Венька взметнулся и снова осел на землю. Ревность жгла его. Он ненавидел Вязниковцева, он завидовал его богатству, уверенности и силе. Негодовал на тетку. Сейчас он хотел быть взрослым больше, чем когда бы то ни было. Подняться бы вот так во весь рост, - он потянулся телом, как бы вставая на носки, - смело подойти к ним и сказать, глядя в пучеглазые голубые зенки Григория Стахеевича:
- Кышь ты, окаящий! Не твоя она, а моя!
"Но, ведь, она и так наша, - мучился Венька. - Как может она целовать его?"
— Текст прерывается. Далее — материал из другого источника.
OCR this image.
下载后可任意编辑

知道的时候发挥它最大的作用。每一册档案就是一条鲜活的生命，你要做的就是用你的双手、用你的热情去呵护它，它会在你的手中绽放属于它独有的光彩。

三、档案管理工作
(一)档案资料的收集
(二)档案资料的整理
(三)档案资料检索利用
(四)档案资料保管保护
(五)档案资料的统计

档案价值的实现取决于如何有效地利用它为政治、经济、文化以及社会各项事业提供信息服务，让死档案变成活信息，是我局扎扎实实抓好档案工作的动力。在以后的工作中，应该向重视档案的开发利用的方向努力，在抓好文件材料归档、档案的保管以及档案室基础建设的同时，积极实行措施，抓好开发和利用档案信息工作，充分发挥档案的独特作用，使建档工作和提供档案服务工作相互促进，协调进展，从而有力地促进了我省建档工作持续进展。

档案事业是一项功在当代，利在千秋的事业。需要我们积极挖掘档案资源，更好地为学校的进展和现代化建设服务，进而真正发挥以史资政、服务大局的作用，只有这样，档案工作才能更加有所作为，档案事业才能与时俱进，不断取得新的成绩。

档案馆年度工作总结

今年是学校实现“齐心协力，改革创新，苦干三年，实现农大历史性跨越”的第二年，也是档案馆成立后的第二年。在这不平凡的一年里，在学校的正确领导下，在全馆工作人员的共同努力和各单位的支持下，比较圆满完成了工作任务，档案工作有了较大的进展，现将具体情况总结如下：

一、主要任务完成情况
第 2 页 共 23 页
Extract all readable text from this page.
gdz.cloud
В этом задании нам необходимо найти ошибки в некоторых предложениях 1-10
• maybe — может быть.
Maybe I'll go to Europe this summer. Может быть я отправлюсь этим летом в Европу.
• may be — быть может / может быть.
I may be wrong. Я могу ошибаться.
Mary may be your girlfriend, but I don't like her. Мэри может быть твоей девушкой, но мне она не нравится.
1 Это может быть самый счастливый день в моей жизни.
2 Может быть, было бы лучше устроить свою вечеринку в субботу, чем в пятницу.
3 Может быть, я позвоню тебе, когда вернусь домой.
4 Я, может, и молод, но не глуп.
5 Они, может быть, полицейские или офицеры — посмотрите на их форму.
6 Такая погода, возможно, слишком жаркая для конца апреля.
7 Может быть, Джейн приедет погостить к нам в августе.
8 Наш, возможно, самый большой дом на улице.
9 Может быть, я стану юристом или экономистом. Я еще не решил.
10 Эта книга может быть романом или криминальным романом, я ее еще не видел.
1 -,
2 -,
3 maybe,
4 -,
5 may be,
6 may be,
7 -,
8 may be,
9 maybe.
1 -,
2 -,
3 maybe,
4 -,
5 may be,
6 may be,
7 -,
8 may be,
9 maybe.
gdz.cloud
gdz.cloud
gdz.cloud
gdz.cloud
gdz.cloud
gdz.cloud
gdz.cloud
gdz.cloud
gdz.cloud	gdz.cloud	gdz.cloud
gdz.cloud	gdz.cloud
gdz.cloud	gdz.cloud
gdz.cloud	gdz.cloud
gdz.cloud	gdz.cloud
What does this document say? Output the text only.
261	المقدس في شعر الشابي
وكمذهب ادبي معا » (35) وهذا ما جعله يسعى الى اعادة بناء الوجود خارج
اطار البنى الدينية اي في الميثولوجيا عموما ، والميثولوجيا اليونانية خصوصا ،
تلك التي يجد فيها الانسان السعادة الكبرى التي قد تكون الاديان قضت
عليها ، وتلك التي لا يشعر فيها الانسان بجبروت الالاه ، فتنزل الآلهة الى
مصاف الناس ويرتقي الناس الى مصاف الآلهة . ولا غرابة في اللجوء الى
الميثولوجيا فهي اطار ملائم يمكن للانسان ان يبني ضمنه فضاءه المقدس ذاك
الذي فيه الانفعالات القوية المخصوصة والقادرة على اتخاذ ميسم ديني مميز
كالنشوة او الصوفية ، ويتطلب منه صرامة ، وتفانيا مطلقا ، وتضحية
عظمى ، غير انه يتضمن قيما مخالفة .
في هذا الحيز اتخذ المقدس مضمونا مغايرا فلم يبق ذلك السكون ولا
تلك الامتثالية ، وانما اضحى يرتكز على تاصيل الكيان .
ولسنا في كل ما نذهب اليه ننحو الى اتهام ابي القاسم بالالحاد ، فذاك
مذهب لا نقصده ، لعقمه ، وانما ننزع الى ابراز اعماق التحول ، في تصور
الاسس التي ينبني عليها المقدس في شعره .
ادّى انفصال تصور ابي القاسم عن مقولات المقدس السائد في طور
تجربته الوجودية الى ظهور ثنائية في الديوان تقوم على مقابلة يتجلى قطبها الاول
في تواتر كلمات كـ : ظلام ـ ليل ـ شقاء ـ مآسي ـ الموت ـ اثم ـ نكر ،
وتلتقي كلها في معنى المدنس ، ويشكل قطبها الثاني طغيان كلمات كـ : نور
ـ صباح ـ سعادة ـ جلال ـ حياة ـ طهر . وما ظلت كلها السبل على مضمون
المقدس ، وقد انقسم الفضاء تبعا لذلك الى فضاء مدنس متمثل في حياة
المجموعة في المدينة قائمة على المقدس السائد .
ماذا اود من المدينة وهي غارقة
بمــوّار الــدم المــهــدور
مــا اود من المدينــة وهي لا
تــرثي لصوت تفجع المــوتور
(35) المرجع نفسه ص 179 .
Казачонку захотелось броситься на них, ударить Вязниковцева, вцепиться в его ногу зубами и грызть, грызть, - лишь бы освободить Лушу. "Чего она сама-то? И как она может с ним?" - думал он с отчаянием.
- Любишь что ли? - спросил казак, дыша коротко и трудно.
- А и люблю, что из того? Не жми. Последний раз видимся. Край пришел. Ославили меня из-за тебя. Грязью забросали. Даже этот… от паршивый лысый Тас-Мирон гавкает. Не желаю дольше потничком под богатым седлом лежать. Отыми-ка руку!
- Постой, Лушенька, погоди, не тарлычься. С Лизаветой я кончу на днях. Не повенчает Кабаев, в Бударино махнем, там окрутят живым манером, - не отпуская рук с пояса Луши, говорил казак, глядя с наглой уверенностью в глаза женщины.